June 2, 2012

Rites of Passage

One of the units in the Spanish class that many of my students take is about rites of passage. Of course, learning about the quinceañera is rite of passage that kicks off this idea that many, many cultures go through rites of passage.

Although my students may not fully realize it, they are going through a series of passages themselves this week as they end their time in middle school. This past Wednesday, we had awards night to celebrate our top students. Friday was the semi-formal dance for 8th graders only, and on the last day of school, after we usher all 6th and 7th graders off campus, we'll celebrate 8th graders being promoted to high school in a short ceremony in the gym.

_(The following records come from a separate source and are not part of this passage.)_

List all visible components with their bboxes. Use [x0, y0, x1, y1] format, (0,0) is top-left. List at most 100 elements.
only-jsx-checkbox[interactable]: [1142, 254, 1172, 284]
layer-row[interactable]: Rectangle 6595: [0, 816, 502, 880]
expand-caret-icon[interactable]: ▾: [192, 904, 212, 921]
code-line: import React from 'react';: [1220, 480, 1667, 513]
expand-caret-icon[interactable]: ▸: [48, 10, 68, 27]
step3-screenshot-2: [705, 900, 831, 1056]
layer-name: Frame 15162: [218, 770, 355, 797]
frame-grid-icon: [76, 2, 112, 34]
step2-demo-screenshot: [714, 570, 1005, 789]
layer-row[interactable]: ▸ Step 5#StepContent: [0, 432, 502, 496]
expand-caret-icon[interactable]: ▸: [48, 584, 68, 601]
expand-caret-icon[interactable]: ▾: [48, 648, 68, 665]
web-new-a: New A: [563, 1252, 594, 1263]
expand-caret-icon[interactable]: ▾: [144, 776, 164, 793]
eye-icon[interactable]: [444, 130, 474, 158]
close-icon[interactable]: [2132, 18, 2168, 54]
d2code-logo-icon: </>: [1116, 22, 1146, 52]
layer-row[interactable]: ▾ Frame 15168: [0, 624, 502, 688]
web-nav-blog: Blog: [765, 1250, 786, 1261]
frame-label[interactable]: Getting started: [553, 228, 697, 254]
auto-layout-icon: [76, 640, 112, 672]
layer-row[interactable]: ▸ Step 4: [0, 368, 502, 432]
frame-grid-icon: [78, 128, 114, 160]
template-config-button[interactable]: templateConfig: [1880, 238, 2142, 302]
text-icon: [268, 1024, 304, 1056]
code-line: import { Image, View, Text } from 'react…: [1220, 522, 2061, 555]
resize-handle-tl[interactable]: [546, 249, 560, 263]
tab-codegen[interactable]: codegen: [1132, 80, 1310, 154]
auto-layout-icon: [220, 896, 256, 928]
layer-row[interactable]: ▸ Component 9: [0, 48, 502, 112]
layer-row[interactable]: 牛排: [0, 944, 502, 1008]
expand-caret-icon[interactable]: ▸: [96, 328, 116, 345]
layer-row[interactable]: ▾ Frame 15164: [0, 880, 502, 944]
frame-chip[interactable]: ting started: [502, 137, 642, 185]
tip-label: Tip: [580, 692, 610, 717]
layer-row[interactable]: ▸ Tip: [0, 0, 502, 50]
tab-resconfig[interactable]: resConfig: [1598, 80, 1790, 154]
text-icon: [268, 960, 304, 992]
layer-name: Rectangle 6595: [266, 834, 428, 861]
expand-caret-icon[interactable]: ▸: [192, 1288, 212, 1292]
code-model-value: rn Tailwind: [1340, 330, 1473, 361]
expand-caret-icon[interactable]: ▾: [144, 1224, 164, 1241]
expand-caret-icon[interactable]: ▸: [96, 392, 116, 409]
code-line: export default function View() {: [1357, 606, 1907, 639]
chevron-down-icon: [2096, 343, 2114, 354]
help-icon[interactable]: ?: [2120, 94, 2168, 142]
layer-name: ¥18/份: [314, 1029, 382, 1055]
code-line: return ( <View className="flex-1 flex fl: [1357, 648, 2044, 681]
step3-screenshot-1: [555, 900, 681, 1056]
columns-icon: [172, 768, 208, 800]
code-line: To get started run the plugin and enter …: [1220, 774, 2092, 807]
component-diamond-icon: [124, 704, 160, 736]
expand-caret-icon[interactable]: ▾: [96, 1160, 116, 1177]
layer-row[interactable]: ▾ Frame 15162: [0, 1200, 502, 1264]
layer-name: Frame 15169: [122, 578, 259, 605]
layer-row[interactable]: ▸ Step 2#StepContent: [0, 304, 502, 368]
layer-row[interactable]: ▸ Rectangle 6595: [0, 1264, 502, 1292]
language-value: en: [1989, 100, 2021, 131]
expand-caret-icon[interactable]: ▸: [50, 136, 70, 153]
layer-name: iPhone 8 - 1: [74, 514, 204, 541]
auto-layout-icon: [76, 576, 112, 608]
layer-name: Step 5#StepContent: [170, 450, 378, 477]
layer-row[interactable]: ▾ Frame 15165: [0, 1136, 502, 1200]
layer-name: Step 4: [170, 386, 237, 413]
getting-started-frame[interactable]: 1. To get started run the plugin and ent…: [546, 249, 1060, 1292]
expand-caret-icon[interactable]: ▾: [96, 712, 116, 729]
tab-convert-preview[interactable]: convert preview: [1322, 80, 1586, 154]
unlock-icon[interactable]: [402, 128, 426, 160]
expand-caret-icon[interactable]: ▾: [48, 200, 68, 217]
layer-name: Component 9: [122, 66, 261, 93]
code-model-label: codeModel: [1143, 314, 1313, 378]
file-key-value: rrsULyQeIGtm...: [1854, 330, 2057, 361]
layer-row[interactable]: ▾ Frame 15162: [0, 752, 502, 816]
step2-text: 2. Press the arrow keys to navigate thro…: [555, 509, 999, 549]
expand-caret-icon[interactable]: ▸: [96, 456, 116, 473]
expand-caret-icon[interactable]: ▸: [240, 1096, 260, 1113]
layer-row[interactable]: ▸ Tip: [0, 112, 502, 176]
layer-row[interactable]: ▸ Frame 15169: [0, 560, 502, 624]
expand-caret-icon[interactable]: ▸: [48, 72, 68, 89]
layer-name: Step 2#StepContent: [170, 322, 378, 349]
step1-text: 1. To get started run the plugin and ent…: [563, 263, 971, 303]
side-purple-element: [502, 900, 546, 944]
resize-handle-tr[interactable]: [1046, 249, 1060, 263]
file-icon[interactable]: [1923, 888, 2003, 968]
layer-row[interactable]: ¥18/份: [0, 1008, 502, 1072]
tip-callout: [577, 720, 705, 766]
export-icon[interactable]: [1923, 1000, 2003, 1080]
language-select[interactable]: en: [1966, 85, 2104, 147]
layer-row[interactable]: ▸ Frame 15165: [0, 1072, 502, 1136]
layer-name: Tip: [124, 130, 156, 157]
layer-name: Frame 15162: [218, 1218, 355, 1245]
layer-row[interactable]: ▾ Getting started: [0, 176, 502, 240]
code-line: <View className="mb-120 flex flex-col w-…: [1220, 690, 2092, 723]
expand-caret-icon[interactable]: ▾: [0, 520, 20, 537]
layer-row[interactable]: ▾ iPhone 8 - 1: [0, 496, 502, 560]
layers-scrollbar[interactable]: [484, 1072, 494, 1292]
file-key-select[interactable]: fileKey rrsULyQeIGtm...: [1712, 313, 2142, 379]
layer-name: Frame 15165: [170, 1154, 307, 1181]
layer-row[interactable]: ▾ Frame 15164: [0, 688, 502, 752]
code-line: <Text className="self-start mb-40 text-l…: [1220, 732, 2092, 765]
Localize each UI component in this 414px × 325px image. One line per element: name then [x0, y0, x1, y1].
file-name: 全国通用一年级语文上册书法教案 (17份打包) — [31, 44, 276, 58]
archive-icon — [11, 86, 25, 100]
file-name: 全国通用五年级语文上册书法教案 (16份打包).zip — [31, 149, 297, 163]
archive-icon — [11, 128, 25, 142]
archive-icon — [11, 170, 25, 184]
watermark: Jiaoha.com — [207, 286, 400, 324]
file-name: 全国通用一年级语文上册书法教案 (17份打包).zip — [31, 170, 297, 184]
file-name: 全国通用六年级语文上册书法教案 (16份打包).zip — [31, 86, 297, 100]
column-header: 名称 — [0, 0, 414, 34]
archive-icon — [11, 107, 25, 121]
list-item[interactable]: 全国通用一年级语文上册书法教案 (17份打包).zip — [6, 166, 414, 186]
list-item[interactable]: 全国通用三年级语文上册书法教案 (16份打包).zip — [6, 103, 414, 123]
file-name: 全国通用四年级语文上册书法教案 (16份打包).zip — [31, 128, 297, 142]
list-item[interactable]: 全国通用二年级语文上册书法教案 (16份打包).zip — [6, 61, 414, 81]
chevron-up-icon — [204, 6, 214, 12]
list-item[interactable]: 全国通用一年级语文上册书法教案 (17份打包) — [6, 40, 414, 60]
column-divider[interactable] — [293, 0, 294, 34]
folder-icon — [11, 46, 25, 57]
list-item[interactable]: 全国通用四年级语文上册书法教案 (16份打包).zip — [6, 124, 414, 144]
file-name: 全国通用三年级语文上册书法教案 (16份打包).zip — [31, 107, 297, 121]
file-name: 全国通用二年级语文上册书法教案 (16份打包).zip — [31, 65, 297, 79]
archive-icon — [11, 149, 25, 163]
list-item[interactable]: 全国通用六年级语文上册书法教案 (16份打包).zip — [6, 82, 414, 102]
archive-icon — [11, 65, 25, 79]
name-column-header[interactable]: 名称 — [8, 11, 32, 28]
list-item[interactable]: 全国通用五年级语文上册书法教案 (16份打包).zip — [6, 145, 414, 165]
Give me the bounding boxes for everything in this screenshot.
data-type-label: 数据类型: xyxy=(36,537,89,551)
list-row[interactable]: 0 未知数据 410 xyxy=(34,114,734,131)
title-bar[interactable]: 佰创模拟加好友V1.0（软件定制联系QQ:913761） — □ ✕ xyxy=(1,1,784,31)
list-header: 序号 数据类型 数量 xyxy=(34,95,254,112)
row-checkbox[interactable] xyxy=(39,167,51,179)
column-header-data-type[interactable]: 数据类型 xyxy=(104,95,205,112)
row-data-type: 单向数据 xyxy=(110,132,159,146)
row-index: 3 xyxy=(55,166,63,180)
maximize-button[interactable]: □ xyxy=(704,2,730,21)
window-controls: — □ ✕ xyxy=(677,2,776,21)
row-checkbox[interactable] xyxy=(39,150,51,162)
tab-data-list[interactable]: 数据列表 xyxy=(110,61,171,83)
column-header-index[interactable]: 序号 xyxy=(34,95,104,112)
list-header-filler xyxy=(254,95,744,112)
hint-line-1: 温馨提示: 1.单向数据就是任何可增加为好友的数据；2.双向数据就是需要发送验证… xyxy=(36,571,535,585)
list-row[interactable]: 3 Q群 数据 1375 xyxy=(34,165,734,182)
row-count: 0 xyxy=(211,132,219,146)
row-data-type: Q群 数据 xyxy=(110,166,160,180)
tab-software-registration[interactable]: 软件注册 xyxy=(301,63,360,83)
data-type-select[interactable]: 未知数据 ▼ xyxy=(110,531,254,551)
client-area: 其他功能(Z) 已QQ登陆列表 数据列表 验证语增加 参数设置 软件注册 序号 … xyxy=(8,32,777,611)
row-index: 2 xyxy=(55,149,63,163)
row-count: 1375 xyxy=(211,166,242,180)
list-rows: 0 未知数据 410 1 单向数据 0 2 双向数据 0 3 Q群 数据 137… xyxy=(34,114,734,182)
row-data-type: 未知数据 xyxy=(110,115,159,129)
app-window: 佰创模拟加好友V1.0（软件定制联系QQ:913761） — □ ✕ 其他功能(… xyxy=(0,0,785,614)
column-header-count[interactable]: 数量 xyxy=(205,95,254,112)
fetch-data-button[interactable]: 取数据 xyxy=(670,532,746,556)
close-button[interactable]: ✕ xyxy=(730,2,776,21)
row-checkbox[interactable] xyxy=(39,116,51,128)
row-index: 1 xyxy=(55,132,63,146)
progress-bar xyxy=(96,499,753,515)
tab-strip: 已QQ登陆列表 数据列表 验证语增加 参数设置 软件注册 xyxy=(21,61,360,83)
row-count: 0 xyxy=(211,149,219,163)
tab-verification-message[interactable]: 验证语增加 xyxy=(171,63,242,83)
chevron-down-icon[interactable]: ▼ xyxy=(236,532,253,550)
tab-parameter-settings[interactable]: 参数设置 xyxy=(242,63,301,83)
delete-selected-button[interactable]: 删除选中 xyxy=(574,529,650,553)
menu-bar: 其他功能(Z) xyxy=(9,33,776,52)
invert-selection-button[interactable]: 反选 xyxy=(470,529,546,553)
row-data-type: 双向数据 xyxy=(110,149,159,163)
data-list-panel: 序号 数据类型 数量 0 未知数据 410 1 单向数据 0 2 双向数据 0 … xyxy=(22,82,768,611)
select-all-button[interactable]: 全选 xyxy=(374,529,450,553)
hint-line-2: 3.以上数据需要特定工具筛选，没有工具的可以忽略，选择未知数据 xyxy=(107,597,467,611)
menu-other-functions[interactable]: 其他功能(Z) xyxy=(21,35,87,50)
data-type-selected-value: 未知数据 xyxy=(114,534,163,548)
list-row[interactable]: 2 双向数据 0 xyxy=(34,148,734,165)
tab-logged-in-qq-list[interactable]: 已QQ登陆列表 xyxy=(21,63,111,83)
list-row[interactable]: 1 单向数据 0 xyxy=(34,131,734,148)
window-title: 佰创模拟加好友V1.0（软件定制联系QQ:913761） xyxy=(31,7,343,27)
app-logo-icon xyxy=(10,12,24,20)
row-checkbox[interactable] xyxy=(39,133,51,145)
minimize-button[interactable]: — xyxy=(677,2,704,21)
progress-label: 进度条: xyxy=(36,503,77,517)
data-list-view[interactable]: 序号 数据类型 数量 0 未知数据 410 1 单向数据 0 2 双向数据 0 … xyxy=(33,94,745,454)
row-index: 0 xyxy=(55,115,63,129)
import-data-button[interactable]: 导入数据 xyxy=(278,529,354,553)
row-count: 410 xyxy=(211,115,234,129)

All of these occasions give students opportunities to dress in their best clothing, something that shows more style than their standard blue and gray polo shirts. With the boys in combed hair and pressed shirts and the girls in their impossibly high heels, I start to image what they might look like four years from now as they graduate high school--or sometimes I even imagine them after college in their successful careers and as caring parents to small children. I'm no fortune teller, but sometimes I feel as if I can see the people they will become. It's pretty exciting!

Some of the students do not realize what a special time this week is for them. Many had no desire to attend the dance, to wear something nice and spend time with their friends. A few are balking at having to attend the promotion ceremony, which is also optional. I'm sympathetic to their feelings on this time, as I am not the type of person who enjoys a big to-do either. Perhaps these moments are partially for loved ones to celebrate the rites of passages for our young ones. If nothing else, I do hope my students are reflecting back on their time--briefly--and looking forward to the adventures that await them.

I know that middle school completion is not that big of a deal. Seriously, what does completing middle school get a young person? Not much. A ticket to high school? Uhm...wahoo? Oh, for most of my students, their success in middle school has opened opportunities to better high schools, but ultimately, finishing middle school is really not that big of a deal in the scope of life.

If we're talking about the scope of life, the long road, the journeys, the quests, why celebrate the little successes along the way? Why not embrace the celebrations?

I know some of my students balk at the idea of this week being a rite of passage for them, while others are too well aware, and maybe a little more freaked out or emotional than usual. Whatever it is to them, I hope they will accept the handshakes and hugs and just enjoy the moment.